Fu lui, nel marzo del 1974, a denunciare pubblicamente a Parigi le torture inflitte ai prigionieri politici in Vietnam. Le sue parole colpirono profondamente la riformata francese Hélène Engel, che decise di trasformare quello sdegno in un impegno concreto, dando vita a un movimento ecumenico capace di unire cristiani di diverse confessioni nella difesa della dignità umana. Da quella scintilla nacque ACAT, oggi presente in una trentina di Paesi.

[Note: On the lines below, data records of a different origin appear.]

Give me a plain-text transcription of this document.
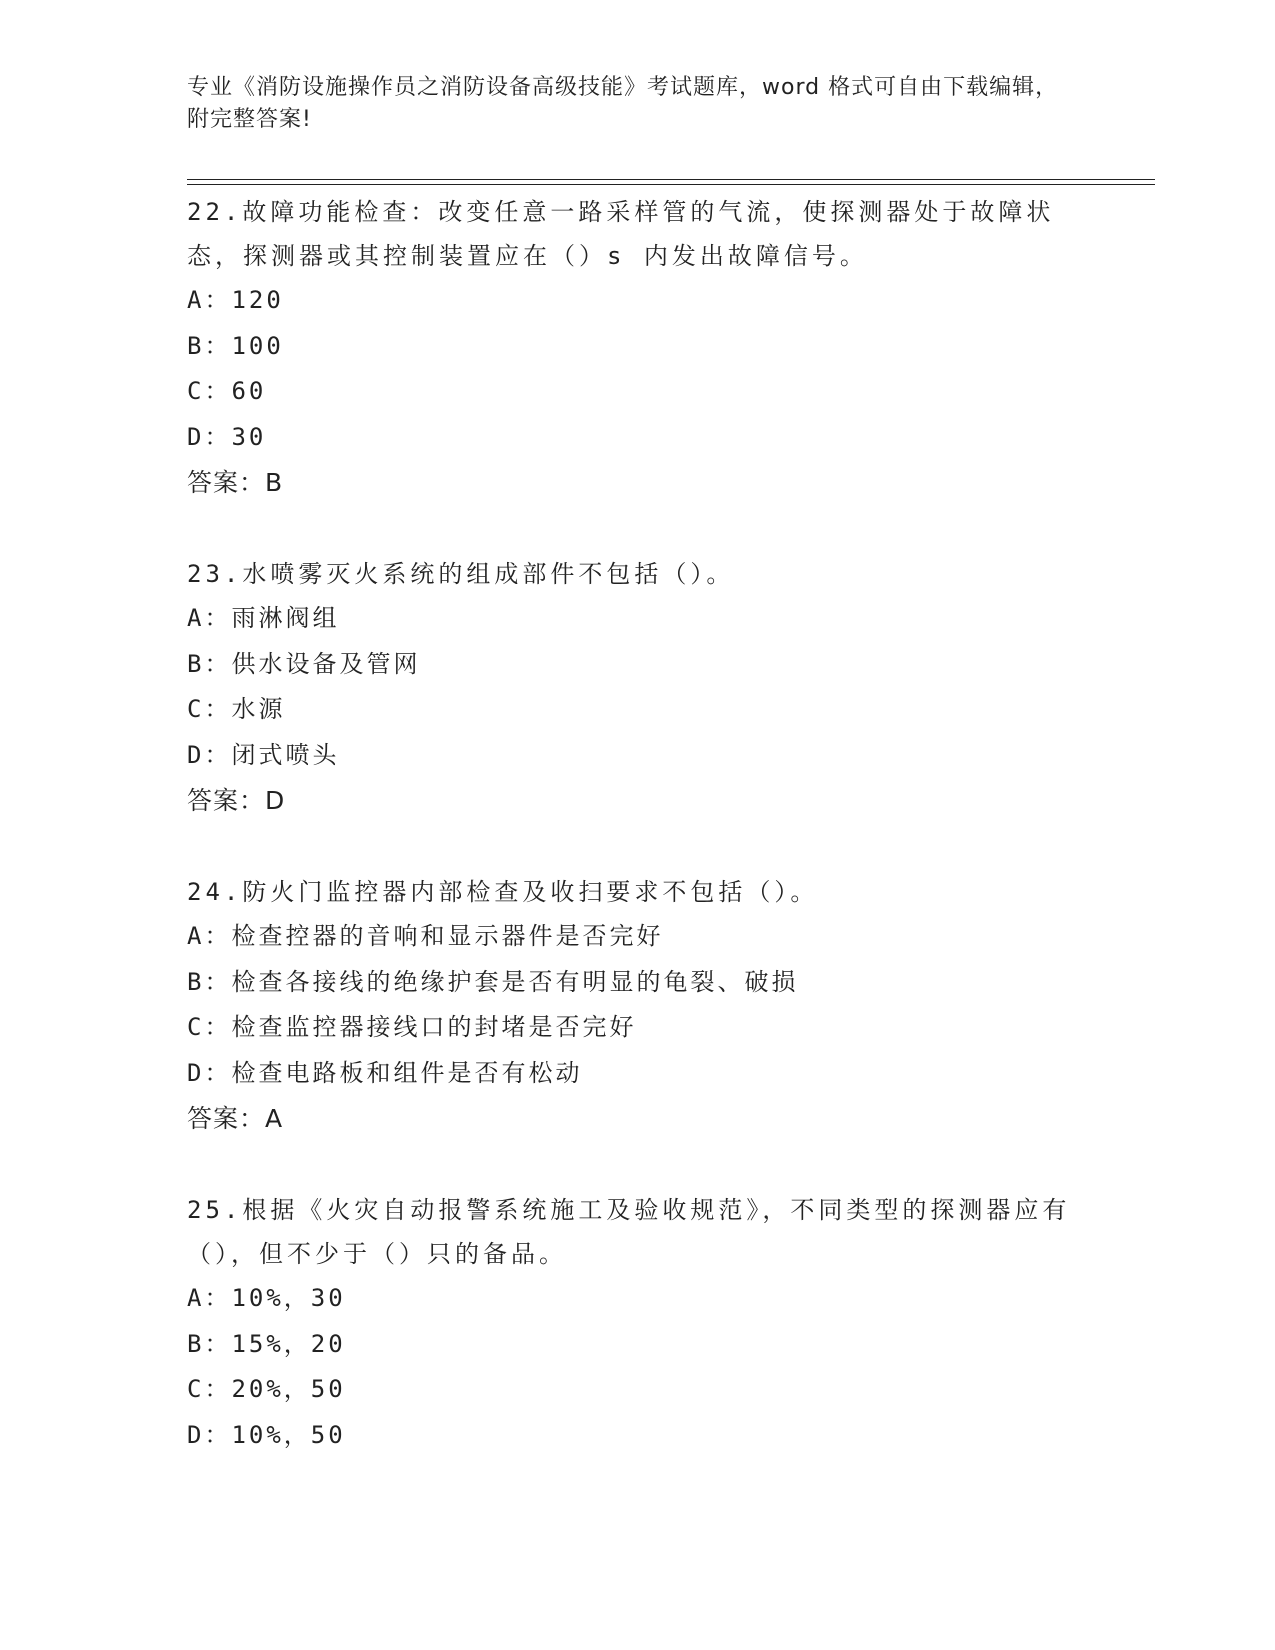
专业《消防设施操作员之消防设备高级技能》考试题库，word 格式可自由下载编辑，附完整答案!
22.故障功能检查：改变任意一路采样管的气流，使探测器处于故障状态，探测器或其控制装置应在（）s 内发出故障信号。
A：120
B：100
C：60
D：30
答案：B
23.水喷雾灭火系统的组成部件不包括（）。
A：雨淋阀组
B：供水设备及管网
C：水源
D：闭式喷头
答案：D
24.防火门监控器内部检查及收扫要求不包括（）。
A：检查控器的音响和显示器件是否完好
B：检查各接线的绝缘护套是否有明显的龟裂、破损
C：检查监控器接线口的封堵是否完好
D：检查电路板和组件是否有松动
答案：A
25.根据《火灾自动报警系统施工及验收规范》，不同类型的探测器应有（），但不少于（）只的备品。
A：10%，30
B：15%，20
C：20%，50
D：10%，50
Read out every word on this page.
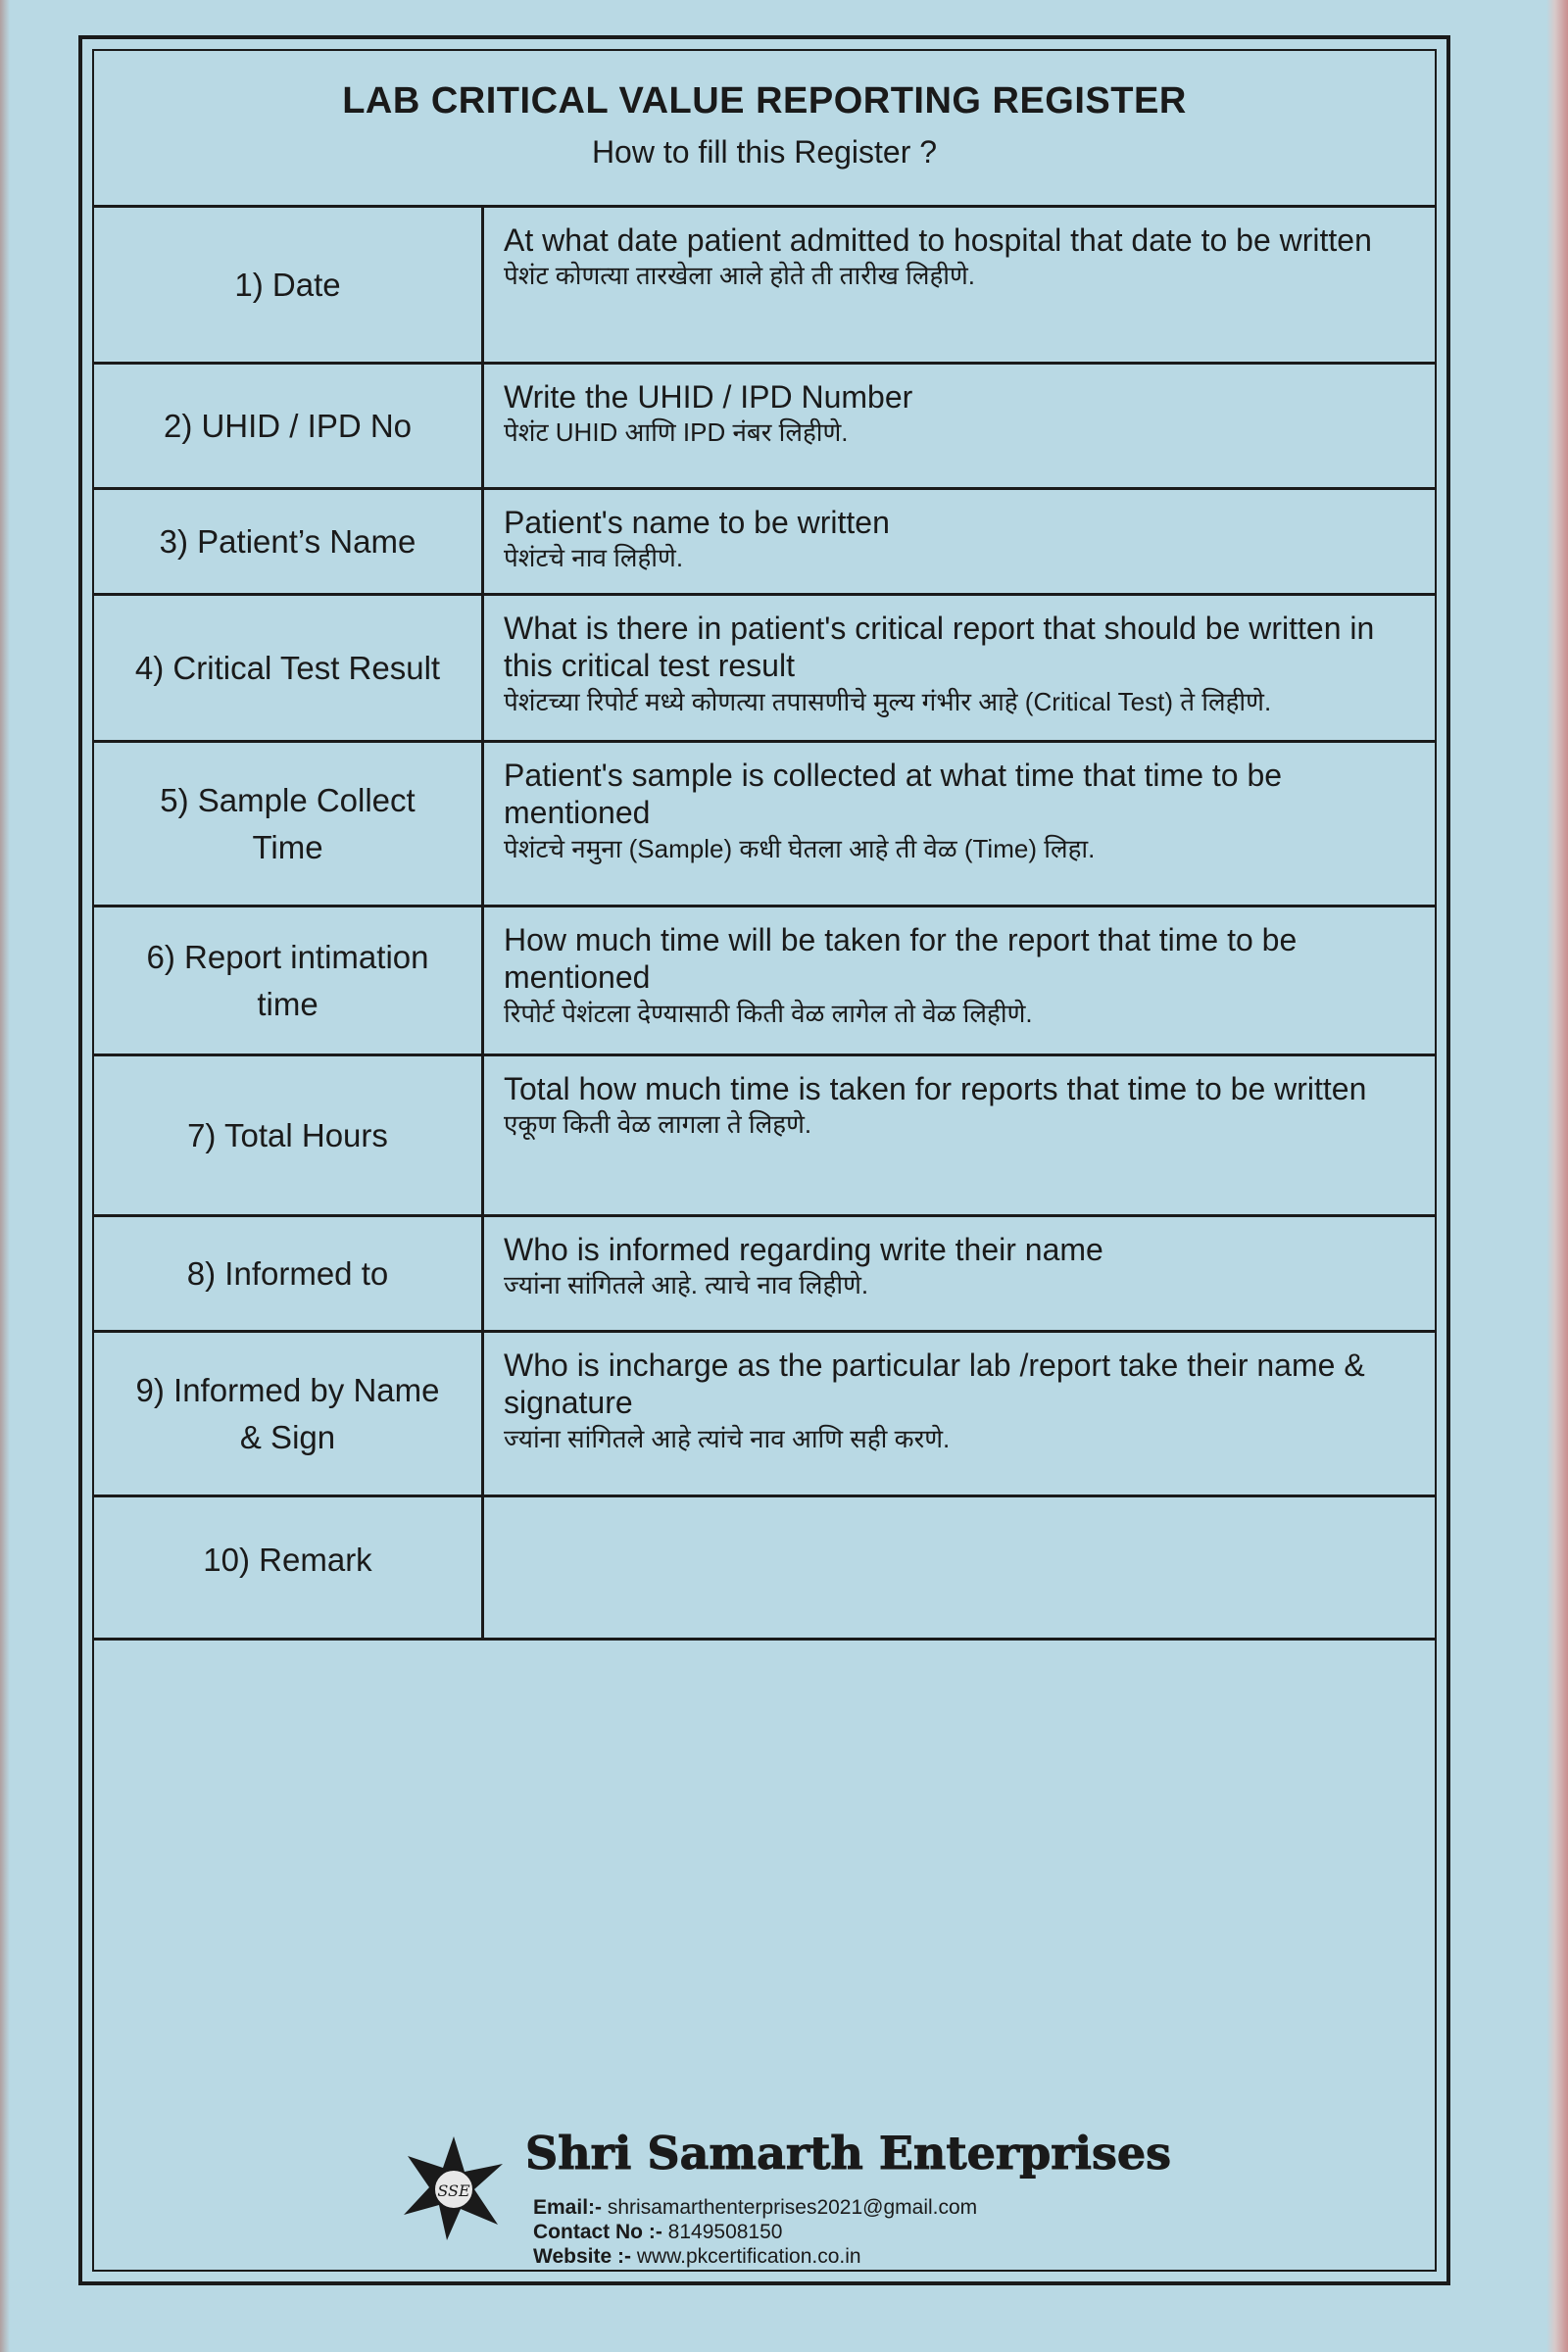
LAB CRITICAL VALUE REPORTING REGISTER
How to fill this Register ?
1) Date
At what date patient admitted to hospital that date to be written
पेशंट कोणत्या तारखेला आले होते ती तारीख लिहीणे.
2) UHID / IPD No
Write the UHID / IPD Number
पेशंट UHID आणि IPD नंबर लिहीणे.
3) Patient’s Name
Patient's name to be written
पेशंटचे नाव लिहीणे.
4) Critical Test Result
What is there in patient's critical report that should be written in this critical test result
पेशंटच्या रिपोर्ट मध्ये कोणत्या तपासणीचे मुल्य गंभीर आहे (Critical Test) ते लिहीणे.
5) Sample Collect Time
Patient's sample is collected at what time that time to be mentioned
पेशंटचे नमुना (Sample) कधी घेतला आहे ती वेळ (Time) लिहा.
6) Report intimation time
How much time will be taken for the report that time to be mentioned
रिपोर्ट पेशंटला देण्यासाठी किती वेळ लागेल तो वेळ लिहीणे.
7) Total Hours
Total how much time is taken for reports that time to be written
एकूण किती वेळ लागला ते लिहणे.
8) Informed to
Who is informed regarding write their name
ज्यांना सांगितले आहे. त्याचे नाव लिहीणे.
9) Informed by Name & Sign
Who is incharge as the particular lab /report take their name & signature
ज्यांना सांगितले आहे त्यांचे नाव आणि सही करणे.
10) Remark
SSE
Shri Samarth Enterprises
Email:- shrisamarthenterprises2021@gmail.com
Contact No :- 8149508150
Website :- www.pkcertification.co.in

La sezione italiana venne fondata nel 1987 grazie all’impegno della chiesa valdese di Roma insieme al movimento Rinascita Cristiana, caratterizzandosi dunque fin dall’inizio per una scelta ecumenica. Negli anni l’associazione ha promosso campagne contro la tortura e la pena di morte, sostenuto la ricerca universitaria e in generale mantenuta viva l’attenzione sui diritti umani minacciati ogni giorno, ovunque.
Oggi ACAT Italia torna dunque a far sentire la propria voce. In un tempo segnato da guerre, violenze e abusi, l’associazione rilancia il proprio impegno di monitoraggio, denuncia e informazione, ricordando che la lotta contro la tortura riguarda tutte e tutti.